Laisser les civils dans la lumière
« Avec d’autres diplomates, nous leur avons conseillé de laisser les civils dans la lumière et de se positionner comme vice-président, vice-premier ministre et sur certains postes sécuritaires. Il faut à tout prix éviter de les humilier car après nous devrons les mobiliser pour continuer le combat contre les groupes djihadistes », ajoute-t-il encore. Les prérogatives, offertes dans le texte au vice-président, qui devrait être « chargé des questions de défense, de sécurité et de la refondation de l’Etat », peuvent laisser penser que le message a été entendu. Mais la « charte de la transition » sera-t-elle pour autant validée mardi par les chefs d’Etat de la Cédéao, réunis au Ghana, alors que l’organisation est divisée sur le degré de pression à exercer sur la junte ? C’est désormais l’une des questions qui agite la capitale malienne, au moins autant que le nom de celui qui sera désigné chef de l’Etat.
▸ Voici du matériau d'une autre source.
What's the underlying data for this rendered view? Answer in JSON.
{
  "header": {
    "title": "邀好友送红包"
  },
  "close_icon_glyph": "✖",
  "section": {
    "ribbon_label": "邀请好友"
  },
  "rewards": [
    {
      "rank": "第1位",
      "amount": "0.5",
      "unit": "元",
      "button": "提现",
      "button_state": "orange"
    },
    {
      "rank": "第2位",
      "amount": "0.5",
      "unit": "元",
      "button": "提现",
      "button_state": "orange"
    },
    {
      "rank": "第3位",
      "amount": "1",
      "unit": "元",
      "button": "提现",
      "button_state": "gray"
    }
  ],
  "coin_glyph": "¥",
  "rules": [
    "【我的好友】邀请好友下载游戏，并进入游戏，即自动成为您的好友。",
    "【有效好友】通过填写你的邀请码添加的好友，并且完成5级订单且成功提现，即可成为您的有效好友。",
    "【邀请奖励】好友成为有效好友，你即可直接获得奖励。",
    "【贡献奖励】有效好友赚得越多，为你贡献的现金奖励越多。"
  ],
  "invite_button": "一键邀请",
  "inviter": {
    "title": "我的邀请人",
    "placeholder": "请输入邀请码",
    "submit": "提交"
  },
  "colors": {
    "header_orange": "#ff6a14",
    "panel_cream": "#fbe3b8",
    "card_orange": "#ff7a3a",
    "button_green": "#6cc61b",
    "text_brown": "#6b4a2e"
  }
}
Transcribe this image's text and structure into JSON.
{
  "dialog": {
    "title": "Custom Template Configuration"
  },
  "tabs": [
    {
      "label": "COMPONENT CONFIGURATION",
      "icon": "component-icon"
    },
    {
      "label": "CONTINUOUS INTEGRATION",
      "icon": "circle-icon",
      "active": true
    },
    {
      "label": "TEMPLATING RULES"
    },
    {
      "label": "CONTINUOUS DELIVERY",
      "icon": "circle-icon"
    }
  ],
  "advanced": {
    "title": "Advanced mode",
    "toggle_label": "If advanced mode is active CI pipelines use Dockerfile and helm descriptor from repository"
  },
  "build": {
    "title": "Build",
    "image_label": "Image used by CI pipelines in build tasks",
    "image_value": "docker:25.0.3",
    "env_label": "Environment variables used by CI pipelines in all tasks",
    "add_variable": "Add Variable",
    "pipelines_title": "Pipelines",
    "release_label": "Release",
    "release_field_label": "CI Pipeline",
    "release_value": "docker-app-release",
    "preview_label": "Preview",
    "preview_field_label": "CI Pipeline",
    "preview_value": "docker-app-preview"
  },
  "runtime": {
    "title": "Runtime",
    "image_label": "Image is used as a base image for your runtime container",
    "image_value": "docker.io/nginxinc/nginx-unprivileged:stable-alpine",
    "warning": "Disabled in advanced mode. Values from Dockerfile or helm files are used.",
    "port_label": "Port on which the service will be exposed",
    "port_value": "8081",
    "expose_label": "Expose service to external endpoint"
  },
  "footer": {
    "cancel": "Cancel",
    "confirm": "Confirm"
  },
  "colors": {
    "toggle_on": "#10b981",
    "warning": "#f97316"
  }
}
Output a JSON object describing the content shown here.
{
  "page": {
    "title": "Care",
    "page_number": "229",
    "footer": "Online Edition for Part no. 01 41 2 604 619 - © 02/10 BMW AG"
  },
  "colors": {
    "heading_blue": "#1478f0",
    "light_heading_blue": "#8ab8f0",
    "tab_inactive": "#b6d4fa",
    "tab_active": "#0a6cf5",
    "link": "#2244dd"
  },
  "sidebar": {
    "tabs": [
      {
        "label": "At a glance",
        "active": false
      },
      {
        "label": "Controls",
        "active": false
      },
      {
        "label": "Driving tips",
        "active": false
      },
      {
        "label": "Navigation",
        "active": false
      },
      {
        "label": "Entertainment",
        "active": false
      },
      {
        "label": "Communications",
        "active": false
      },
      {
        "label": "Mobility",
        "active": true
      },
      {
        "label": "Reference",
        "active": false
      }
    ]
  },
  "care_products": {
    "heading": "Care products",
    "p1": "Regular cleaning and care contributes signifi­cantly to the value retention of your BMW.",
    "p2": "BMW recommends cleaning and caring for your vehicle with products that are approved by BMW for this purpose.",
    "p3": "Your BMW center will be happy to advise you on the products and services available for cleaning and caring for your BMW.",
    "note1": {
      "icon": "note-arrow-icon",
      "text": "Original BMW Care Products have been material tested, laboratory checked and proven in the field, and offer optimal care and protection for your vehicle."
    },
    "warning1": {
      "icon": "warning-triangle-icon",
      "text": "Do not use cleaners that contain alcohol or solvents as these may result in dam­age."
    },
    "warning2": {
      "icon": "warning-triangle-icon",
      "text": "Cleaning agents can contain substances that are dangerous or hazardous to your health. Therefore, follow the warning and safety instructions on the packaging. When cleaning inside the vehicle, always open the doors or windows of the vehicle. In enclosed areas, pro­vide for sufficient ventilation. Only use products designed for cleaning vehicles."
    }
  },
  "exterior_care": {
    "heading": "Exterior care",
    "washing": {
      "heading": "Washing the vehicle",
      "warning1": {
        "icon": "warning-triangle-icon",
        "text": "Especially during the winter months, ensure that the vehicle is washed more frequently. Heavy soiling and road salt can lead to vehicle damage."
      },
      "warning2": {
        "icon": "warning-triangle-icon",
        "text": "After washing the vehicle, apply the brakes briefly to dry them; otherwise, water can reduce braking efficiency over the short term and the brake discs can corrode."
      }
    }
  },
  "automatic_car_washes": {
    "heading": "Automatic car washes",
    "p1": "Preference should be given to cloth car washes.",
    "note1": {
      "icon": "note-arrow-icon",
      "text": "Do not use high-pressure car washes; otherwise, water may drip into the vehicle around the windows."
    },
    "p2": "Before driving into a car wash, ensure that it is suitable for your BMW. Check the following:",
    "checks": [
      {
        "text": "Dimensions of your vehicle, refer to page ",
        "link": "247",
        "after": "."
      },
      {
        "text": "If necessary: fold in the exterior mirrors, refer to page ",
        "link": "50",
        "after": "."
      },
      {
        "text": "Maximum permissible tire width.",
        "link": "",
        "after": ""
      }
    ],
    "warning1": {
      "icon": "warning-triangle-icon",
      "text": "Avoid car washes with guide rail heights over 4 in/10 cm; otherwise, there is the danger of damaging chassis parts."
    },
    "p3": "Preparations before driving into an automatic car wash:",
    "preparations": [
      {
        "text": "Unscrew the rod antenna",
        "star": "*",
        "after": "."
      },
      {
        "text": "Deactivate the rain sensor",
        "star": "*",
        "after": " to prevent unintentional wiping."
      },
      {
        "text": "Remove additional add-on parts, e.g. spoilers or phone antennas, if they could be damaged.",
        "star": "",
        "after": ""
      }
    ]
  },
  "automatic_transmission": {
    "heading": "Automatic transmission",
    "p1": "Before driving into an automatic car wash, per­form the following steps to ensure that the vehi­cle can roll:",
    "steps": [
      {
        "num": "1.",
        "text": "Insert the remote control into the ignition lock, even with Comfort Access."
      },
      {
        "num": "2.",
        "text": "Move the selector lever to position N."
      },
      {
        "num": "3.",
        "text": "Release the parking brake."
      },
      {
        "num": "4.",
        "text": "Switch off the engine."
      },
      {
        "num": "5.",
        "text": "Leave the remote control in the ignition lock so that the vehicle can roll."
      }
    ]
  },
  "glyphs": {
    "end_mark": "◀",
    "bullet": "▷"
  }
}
Dans ce contexte, le comité stratégique du Mouvement du 5 juin (M5), qui avait lancé la mobilisation populaire contre le régime d’IBK, n’a pas tardé à dénoncer « la volonté d’accaparement et de confiscation du pouvoir au profit du CNSP ». D’après lui, « le document final, lu lors de la cérémonie de clôture, n’était pas conforme aux délibérations issues des travaux des différents groupes » et « des rajouts [notamment sur les prérogatives du vice-président et la désignation du président] n’ont jamais été soumis à débats ».
Reste que la voix de la coalition, qui avait donné les premiers coups de butoir contre le pouvoir avant que les militaires n’assènent le coup de grâce, s’est aujourd’hui étiolée. Si les caciques politiques du M5 jugent que la junte leur vole une victoire qui leur revient, des activistes de la société civile et d’autres figures du mouvement se satisfont assez bien de l’architecture proposée par les militaires. Issa Kaou N’Djim, un très proche de l’imam Dicko, figure de proue des manifestations, a déjà prononcé l’oraison funèbre de cette alliance, déclarant « le M5 mort de sa belle mort » et fustigeant « les anciens porte-parole d’IBK » au sein du mouvement. La compétition pour les postes de la transition a déjà commencé.